2nd Favorite Kafelnikov Sails Into 3rd Round




NEW YORK -- Yevgeny Kafelnikov, suddenly elevated to second favorite to win the U.S. Open, played up to his heightened expectations Wednesday night.


Facing 22-year-old Belarussian Max Mirny and a hostile night crowd looking for an upset, Kafelnikov produced an impressive 7-5, 6-1, 6-7, 6-3 victory to cruise into the third round.


The third seed, named behind Pete Sampras, Andre Agassi and two-time defending champion Patrick Rafter on most lists of pre-tournament favorites, awoke Wednesday to find himself as No. 2 after Sampras and Rafter were lost to injuries.


"It's always a little bit of a relief when the favorite's gone out of the tournament for whatever reason," said the Russian, who will battle Agassi for Sampras' No. 1 ranking as well as a place in the final if form holds the rest of the way.


Under the lights at Arthur Ashe Stadium, Kafelnikov unleashed some of the best ground strokes in the business to counter the rocket serve of the towering Mirny, who got into the draw as a lucky loser and played like he had nothing to lose.


Mirny, who won last year's Wimbledon and U.S. Open mixed doubles titles with Serena Williams, came back from two sets down to win his first round match. But Kafelnikov is no Thomas Zib.

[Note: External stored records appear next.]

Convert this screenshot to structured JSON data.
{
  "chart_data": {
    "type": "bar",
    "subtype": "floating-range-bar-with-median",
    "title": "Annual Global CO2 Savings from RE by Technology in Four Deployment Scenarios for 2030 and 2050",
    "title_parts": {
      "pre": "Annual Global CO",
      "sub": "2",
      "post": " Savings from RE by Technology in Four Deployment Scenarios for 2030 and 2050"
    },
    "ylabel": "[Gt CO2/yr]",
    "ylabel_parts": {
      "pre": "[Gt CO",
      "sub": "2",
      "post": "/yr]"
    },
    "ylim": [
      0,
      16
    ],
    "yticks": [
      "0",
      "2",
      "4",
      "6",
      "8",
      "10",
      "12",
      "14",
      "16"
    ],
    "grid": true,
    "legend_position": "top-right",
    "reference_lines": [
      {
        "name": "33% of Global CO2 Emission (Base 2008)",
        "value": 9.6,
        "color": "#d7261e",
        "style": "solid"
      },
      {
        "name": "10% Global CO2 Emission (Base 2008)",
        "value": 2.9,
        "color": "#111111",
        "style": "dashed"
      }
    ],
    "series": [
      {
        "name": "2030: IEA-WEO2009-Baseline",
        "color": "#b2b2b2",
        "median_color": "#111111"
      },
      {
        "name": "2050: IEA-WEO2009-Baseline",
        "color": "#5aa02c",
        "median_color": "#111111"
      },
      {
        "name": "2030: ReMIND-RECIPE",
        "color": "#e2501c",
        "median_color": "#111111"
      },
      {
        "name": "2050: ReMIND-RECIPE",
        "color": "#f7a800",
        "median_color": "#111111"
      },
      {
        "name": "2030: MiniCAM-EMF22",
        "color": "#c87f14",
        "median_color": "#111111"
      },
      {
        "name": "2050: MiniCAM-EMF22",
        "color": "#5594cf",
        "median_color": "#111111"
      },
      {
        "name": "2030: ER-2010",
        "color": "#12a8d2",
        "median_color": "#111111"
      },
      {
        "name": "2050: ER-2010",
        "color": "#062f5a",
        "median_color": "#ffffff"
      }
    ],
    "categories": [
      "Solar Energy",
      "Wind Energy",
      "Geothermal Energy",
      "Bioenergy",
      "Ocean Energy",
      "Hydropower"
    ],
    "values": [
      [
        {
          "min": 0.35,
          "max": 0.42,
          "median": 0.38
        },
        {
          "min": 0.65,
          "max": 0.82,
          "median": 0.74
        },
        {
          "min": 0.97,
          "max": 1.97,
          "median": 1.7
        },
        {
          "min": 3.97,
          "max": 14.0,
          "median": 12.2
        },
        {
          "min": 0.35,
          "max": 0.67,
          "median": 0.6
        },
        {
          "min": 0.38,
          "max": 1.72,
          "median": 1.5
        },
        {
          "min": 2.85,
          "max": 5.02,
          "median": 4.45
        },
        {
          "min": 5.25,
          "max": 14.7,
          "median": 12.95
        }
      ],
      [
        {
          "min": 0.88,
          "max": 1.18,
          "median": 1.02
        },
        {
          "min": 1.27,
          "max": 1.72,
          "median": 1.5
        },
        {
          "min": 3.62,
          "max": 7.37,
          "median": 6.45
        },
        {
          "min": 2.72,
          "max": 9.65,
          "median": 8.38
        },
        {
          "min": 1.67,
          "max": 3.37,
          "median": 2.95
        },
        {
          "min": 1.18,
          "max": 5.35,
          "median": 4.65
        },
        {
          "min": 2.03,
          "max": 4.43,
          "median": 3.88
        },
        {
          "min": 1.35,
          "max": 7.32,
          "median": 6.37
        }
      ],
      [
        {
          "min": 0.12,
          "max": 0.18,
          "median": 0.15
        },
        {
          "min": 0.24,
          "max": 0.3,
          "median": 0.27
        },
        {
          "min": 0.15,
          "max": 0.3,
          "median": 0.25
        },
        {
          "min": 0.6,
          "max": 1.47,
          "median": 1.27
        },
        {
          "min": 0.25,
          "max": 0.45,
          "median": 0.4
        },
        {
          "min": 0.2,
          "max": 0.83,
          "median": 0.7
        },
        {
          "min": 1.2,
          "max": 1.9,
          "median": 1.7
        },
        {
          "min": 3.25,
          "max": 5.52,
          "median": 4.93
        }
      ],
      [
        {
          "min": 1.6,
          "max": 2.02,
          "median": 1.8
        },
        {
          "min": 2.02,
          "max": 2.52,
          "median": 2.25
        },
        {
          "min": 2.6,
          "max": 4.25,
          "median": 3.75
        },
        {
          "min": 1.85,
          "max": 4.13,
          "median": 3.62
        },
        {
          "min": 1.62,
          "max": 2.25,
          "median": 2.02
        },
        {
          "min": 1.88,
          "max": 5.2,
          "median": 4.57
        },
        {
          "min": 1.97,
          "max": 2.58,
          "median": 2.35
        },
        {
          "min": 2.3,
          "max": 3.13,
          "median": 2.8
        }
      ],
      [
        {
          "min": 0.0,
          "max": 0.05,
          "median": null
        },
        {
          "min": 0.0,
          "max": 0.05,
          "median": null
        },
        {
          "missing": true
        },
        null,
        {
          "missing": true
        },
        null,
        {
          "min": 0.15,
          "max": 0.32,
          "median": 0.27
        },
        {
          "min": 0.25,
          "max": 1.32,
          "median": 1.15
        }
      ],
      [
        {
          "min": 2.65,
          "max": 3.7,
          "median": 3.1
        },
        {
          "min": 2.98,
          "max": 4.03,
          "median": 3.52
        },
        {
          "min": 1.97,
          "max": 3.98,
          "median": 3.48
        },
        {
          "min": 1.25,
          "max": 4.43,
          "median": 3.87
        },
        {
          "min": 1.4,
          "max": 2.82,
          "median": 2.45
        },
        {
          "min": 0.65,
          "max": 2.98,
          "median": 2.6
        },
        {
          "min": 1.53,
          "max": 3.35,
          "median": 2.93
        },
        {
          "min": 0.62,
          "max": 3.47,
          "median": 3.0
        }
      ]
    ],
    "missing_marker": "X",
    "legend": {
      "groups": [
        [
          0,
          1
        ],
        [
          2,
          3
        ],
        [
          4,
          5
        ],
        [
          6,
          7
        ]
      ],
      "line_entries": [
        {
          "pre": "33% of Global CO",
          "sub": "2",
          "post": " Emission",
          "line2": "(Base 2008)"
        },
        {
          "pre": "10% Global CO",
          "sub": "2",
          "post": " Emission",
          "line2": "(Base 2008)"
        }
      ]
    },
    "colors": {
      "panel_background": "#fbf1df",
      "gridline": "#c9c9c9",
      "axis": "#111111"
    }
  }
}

Still, Mirny put up quite a fight, much to the delight of those who stuck around, chanting "C'mon Max" at every opportunity. "The way the first two sets were going, I though it was going to be an easy day at the office," Kafelnikov admitted.


Kafelnikov faced just three break points in the two hour and 20 minute clash and saved them all. The only way Mirny was able to steal a set was by coming up with some big shots in the tie-break.


"He seemed to pick up his game towards the end of the third set and the crowd got behind him. He played some incredible shots," the Russian said.


The 1.92 meter Belarussian bombed in 17 aces, many in excess of 193 kilometers per hour. But he was never able to break through on the third seed's serve.


"The good thing was that I kept fighting," said the satisfied Russian, who will face Jonas Bjorkman in the third round after the Swede ousted Kenneth Carlsen of Denmark 5-7, 6-2, 6-3, 6-3 in an evening clash in the old stadium.


The player who received immediate dividends from Sampras' withdrawal, big-hitting Russian teenager Marat Safin, nearly threw away his gift.


Kafelnikov's Davis Cup teammate was supposed to play world No. 1 Sampras in the first round but instead was handed lucky loser Mikael Tillstrom of Sweden, ranked 129 places below the 12-time Grand Slam champion.


Still the 31st-ranked Safin had to rebound from a disastrous fourth set to pull out a 6-2, 5-7, 6-4, 2-6, 6-4 victory.


In that fourth set, the 19-year-old Russian put only an unthinkable 18 percent of his first serves in play.


"Disaster, I know," he said of the lapse.


"It's difficult to explain. I think it was a problem with concentration. ... It's not a problem with technique or throwing the ball, it's just from here," he said pointing to his head.